From Liberal Wars to Illiberal Peace

by February 2025

President Trump has emphasized how peaceful the world was during his first administration compared with the wars in Ukraine and the Middle East that characterized Biden’s presidency. Trump aspires to end the ongoing wars and restore international peace. 

We should also distinguish between two kinds of war and peace – liberal and illiberal. It’s possible that the world may move from a period of wars fought for liberal goals to a peace that enshrines illiberal political systems.  

Liberal Wars

They are fought to promote or defend liberal values. While the liberal impulse has always been relevant to US foreign policy, the period of peak US hegemony from 1990 to about 2010 was especially propitious for promoting liberal values and extending liberalism in the world. 

Overall there have been three types of liberal wars fought under US hegemony in the post-Cold War era.

The first type began in the 1990s and focused on limited humanitarian interventions in Somalia (1992-1994) and later in Libya (2011). A second bolder type focused on nation-building for democracy promotion in Bosnia (1995), Kosovo (1999), Afghanistan (2001-2021) and Iraq (2003-2011). The third type is taking place now by supporting fellow liberal states in Ukraine and Israel against their authoritarian opponents.

Illiberal Peace 

An illiberal peace is based on giving priority to war avoidance over national aspirations and individual civil liberties. Two historical examples come to mind.

After the traumatic experience of the Napoleonic wars, the five great European powers – under the Concert of Europe – cooperated in order to prevent the return of a great-power war. While avoiding such a war among themselves, they jointly suppressed national and liberal aspirations.

During the Cold War, the US was compelled to accept a Soviet sphere of influence in Eastern Europe. Thus, the US didn’t intervene to support liberal revolutions in Hungary in 1956 and Czechoslovakia in 1968. 

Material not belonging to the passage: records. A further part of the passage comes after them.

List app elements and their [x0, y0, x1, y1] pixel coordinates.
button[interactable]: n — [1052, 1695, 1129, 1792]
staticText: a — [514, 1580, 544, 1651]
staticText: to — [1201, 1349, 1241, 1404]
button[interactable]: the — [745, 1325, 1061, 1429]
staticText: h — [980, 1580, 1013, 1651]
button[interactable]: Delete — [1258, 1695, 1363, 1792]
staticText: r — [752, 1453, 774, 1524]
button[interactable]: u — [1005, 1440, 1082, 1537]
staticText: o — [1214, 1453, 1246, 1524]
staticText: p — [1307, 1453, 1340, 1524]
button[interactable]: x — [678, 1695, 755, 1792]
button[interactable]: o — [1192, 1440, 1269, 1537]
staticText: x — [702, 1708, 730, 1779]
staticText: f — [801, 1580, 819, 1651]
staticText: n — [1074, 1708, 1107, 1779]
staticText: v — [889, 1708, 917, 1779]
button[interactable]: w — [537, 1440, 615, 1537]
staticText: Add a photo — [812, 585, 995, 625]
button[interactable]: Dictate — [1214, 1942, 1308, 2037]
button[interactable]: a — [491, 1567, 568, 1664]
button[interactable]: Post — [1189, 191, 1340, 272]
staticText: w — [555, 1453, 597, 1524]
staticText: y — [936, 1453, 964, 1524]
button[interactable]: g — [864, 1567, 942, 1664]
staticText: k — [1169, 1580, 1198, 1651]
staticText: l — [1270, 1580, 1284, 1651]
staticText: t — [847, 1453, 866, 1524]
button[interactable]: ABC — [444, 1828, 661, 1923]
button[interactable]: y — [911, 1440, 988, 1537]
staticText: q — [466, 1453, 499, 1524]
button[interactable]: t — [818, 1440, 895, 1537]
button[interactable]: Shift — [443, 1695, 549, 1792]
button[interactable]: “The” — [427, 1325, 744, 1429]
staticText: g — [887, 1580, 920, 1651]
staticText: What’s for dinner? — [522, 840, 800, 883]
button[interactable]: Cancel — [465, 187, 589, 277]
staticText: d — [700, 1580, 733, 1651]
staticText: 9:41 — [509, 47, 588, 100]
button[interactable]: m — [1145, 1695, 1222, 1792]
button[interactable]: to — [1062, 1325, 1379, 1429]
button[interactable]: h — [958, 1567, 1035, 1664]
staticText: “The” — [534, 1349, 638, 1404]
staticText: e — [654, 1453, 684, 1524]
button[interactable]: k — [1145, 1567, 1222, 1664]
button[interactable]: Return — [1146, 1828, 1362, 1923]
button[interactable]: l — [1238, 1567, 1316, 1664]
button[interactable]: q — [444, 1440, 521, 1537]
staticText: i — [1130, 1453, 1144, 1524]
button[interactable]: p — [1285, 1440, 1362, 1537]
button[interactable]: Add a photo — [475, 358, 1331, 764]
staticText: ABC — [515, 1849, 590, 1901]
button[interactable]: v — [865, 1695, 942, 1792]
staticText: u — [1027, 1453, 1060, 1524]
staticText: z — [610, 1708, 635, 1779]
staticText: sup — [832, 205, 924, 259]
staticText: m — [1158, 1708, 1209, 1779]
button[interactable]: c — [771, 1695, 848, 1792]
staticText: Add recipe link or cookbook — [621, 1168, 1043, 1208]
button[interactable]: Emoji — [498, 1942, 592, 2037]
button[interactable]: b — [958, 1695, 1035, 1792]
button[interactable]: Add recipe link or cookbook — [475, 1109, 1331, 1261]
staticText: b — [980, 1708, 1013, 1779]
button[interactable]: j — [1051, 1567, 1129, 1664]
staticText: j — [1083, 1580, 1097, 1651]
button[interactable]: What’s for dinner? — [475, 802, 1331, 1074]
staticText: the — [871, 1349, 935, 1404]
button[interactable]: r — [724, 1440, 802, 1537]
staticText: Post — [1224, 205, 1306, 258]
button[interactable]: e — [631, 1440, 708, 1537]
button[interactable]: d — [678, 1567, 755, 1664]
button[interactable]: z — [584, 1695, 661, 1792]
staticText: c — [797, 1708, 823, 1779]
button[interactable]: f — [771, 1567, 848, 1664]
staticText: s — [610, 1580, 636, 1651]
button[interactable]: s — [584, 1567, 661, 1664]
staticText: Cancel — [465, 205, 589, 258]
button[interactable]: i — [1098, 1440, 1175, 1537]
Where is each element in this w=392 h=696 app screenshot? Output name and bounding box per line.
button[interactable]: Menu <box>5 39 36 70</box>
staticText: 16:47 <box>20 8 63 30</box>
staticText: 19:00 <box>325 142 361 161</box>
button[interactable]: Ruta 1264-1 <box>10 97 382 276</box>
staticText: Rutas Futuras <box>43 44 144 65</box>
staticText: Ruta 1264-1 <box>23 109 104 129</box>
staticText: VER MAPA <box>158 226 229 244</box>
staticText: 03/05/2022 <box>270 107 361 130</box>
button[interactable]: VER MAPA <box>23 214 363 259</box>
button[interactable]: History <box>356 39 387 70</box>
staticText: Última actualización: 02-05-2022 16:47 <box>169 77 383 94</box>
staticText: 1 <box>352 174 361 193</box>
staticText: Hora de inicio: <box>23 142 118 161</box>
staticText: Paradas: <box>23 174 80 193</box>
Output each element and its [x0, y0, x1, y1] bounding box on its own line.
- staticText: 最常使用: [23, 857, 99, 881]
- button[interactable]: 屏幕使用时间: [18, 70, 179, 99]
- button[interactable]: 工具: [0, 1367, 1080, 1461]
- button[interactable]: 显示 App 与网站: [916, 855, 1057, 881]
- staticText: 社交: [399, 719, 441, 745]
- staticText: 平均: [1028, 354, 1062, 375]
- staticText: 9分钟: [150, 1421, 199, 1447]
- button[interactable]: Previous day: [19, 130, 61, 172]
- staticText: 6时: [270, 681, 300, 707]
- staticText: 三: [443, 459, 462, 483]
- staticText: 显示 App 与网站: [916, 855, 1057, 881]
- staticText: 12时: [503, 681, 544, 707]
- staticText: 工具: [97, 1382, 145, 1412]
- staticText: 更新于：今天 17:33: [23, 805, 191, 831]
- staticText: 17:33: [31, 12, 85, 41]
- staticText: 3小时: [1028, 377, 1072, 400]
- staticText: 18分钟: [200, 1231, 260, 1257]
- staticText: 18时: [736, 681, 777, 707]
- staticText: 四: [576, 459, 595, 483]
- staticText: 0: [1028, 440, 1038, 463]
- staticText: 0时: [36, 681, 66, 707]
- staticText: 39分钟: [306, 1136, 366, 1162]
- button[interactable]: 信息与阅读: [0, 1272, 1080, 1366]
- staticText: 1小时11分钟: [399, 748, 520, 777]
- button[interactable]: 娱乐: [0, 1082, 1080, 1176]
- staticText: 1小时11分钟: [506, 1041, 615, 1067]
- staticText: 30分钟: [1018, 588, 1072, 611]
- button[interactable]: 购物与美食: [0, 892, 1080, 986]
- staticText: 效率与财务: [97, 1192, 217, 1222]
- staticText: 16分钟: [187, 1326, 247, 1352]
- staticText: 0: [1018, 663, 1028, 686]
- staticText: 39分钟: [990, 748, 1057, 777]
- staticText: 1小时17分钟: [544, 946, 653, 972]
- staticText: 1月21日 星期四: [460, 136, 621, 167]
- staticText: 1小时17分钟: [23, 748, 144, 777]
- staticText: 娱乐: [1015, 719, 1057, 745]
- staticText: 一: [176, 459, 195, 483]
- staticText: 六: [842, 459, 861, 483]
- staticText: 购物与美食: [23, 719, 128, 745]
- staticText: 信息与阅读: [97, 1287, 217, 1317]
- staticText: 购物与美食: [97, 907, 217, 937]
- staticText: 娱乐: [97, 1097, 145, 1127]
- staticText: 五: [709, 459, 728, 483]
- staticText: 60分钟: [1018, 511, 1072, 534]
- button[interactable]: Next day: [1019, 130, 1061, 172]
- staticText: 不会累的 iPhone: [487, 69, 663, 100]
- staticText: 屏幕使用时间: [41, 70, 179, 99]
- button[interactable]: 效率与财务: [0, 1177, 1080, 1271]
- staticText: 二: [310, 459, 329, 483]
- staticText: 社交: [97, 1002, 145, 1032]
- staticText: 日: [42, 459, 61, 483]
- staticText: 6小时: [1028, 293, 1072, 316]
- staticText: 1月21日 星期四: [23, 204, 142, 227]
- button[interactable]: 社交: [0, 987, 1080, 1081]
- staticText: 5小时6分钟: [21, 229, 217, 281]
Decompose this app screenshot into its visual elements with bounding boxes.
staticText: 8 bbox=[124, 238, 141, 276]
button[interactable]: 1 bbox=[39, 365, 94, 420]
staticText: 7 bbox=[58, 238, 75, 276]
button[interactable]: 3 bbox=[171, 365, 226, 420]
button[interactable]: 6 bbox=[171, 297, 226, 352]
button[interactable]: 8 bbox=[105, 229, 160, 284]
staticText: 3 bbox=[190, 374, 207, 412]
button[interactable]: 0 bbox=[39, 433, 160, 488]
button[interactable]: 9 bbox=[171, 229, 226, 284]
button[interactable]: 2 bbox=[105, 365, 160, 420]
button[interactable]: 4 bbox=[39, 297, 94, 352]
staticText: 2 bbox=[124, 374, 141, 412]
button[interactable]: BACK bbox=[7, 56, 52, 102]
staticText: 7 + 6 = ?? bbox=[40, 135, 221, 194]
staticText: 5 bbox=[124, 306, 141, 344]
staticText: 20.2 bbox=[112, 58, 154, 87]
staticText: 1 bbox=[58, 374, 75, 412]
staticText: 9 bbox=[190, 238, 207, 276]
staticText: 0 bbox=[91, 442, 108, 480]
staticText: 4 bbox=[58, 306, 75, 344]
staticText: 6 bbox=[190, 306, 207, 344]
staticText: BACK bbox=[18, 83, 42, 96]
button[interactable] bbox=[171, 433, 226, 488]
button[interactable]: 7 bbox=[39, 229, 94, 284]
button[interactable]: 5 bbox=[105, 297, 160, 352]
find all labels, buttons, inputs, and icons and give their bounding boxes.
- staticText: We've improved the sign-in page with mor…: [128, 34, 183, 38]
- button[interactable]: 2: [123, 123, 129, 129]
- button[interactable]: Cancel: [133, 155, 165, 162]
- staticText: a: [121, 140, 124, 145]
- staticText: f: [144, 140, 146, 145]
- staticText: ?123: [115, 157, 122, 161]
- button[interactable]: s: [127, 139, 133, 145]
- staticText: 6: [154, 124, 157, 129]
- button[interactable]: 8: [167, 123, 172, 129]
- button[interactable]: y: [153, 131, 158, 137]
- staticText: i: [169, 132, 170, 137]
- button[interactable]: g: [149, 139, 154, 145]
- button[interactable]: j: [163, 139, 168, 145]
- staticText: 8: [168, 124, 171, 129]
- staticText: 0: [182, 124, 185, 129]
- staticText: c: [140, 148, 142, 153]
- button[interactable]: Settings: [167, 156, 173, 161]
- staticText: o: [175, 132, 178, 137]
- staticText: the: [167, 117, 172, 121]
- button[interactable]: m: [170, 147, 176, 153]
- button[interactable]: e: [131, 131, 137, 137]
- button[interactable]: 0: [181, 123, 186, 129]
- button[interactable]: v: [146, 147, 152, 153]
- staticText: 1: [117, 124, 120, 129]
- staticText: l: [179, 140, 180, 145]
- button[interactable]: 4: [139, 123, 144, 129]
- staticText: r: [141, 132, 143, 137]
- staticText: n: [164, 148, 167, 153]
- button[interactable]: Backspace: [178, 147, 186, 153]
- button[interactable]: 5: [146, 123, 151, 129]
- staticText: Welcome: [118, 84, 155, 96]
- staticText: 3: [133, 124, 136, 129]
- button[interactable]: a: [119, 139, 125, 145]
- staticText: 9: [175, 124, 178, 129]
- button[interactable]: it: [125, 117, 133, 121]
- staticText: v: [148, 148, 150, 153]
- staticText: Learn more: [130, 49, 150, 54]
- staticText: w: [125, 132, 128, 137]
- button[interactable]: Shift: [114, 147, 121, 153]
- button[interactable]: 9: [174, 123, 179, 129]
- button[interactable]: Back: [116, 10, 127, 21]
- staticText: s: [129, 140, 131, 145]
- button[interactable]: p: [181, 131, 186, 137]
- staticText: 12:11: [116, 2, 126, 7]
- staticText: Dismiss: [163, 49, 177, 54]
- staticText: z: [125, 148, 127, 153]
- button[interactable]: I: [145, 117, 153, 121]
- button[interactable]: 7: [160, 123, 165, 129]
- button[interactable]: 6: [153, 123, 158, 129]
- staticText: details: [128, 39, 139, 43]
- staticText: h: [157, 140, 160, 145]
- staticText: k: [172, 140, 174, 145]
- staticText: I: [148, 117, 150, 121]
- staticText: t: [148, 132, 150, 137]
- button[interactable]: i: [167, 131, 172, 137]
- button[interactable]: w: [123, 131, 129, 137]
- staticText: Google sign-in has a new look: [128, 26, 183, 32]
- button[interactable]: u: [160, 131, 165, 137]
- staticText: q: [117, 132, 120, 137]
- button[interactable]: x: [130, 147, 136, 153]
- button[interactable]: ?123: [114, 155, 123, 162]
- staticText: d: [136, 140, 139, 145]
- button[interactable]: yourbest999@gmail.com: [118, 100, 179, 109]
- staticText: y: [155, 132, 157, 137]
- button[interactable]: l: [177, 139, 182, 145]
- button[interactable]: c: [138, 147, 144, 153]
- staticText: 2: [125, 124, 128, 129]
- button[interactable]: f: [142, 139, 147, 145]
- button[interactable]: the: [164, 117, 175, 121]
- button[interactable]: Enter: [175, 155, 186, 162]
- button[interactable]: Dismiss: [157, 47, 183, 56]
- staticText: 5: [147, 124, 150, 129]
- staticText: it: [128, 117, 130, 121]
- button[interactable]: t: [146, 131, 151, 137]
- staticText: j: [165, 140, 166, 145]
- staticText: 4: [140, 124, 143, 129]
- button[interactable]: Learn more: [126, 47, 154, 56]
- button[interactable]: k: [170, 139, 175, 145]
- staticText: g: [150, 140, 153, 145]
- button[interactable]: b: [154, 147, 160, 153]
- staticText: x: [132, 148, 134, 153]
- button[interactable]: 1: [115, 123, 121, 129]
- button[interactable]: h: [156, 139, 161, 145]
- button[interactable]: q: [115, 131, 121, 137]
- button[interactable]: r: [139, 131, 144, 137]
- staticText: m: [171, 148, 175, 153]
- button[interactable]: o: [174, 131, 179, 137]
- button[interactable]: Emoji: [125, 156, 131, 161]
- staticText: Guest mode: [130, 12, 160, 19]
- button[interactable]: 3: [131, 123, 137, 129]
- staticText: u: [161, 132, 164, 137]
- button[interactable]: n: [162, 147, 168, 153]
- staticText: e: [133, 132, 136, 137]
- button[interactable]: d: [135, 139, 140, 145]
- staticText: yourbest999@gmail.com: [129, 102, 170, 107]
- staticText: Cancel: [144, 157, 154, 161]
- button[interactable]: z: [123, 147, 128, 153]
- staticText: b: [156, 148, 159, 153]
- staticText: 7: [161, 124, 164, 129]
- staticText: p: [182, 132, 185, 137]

One type of illiberal peace refers to spheres of influence established by great powers, in which the freedom of action and the autonomy of the smaller states is limited. The high costs and the glaring failures of many liberal wars have inadvertently contributed to the rise of nationalist-populist forces that support the advancement of illiberal peace rather than fighting liberal wars.

What should we expect in Trump’s second term? Trump may follow through on his election promises to stop wars and establish peace in several regions. First, in Ukraine, a democratic country might be compelled to make painful territorial concessions to a more powerful authoritarian power. This policy might leave other democratic states in Eastern Europe vulnerable to future authoritarian aggression. Such an illiberal peace arrangement might create the conditions for a Russian sphere of influence in Eastern Europe. At the same time, Trump’s initial talk about Panama, Canada and Greenland could signal an American sphere in the Western Hemisphere.

In East Asia, an illiberal peace might emerge if Trump is not committed to protecting Taiwan and potentially also the Philippines. These democracies will have then to make painful concessions to China. Somewhat similar to Eastern Europe, a Chinese sphere of influence might emerge then in East Asia. 

In sum, peace that results in spheres of influence for authoritarian powers could come at the expense of key liberal and human values. And then the question might be asked: will such peace be stable and last for an extended period or might it generate powerful resistance and strong motivations to challenge it, including by violent means? 

Thus, the costs of illiberal peace might in the long-term outweigh its benefits.

Benjamin Miller
Benjamin Miller is a professor of international relations and the head of the Center for National Security Studies at the University of Haifa. His latest book is Grand Strategy from Truman to Trump (University of Chicago Press, 2020).